As mentioned above, deglycosylated hormones, while exhibiting the desired competitive antagonistic properties in vitro would be of little therapeutic value in vivo due to their extremely short plasma half-life. The only potential solution to this dilemma would be to preferentially remove carbohydrate residues that are responsible for imparting the molecules' biologic action and sparing those that provided the molecules' long plasma half-life. It is, however, impossible to obtain this result with conventional chemical or enzymatic means (i.e. hydrogen fluoride treatment or enzymatic digestion) because of the non-specific nature of the chemical treatment.

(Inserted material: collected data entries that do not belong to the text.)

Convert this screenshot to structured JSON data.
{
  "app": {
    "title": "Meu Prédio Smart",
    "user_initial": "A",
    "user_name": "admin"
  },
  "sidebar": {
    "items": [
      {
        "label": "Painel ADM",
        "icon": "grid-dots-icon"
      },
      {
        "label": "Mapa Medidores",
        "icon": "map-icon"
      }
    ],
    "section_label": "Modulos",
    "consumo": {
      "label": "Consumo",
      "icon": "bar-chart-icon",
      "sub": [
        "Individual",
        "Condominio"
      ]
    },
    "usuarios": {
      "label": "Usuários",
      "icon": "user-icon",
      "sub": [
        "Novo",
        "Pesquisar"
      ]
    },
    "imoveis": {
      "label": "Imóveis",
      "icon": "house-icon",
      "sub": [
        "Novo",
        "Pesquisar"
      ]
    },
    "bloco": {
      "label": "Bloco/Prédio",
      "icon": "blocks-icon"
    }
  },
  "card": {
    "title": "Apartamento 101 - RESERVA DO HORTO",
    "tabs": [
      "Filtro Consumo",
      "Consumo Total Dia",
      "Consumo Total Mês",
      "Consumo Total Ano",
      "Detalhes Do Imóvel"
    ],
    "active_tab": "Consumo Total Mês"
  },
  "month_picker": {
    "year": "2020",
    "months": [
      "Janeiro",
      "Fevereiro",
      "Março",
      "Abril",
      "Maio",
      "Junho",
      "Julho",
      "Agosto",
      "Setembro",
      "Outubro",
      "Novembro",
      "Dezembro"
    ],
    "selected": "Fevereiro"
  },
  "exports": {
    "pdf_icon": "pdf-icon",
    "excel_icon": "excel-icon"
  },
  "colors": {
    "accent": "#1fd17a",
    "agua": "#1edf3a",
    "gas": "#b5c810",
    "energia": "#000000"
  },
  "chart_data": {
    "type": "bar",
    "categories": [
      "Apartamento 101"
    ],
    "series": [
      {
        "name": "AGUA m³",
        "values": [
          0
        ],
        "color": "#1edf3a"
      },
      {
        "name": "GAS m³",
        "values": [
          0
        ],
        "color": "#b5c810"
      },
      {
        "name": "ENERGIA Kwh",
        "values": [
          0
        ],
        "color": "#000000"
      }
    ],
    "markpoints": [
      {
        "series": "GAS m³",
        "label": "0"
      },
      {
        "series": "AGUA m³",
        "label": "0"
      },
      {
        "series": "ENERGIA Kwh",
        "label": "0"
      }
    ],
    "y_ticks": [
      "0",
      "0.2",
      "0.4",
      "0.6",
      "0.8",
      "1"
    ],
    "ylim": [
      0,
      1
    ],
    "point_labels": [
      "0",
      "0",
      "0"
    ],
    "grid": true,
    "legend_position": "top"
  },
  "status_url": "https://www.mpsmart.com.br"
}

It is an object of the present invention to provide a method for preferentially removing carbohydrate residues that are responsible for imparting biologic action to molecules while sparing those associated with a long plasma half-life.
It is yet another object of the present invention to provide a method for obtaining molecules via non-chemical treatment which have the desired antagonistic nature coupled with a long half-life.
It is still another object of the present invention to provide a recombinant technique for obtaining therapeutically effective glycoprotein hormones having been partially deglycosylated by having at least one oligosaccharide chain entirely removed.
It is still yet another object of the present invention to provide novel hormonal competitive antagonists having therapeutic utility.
It is yet still another object of the present invention to provide competitive hormone antagonists having substantially batch-to-batch uniformity and consistent potency.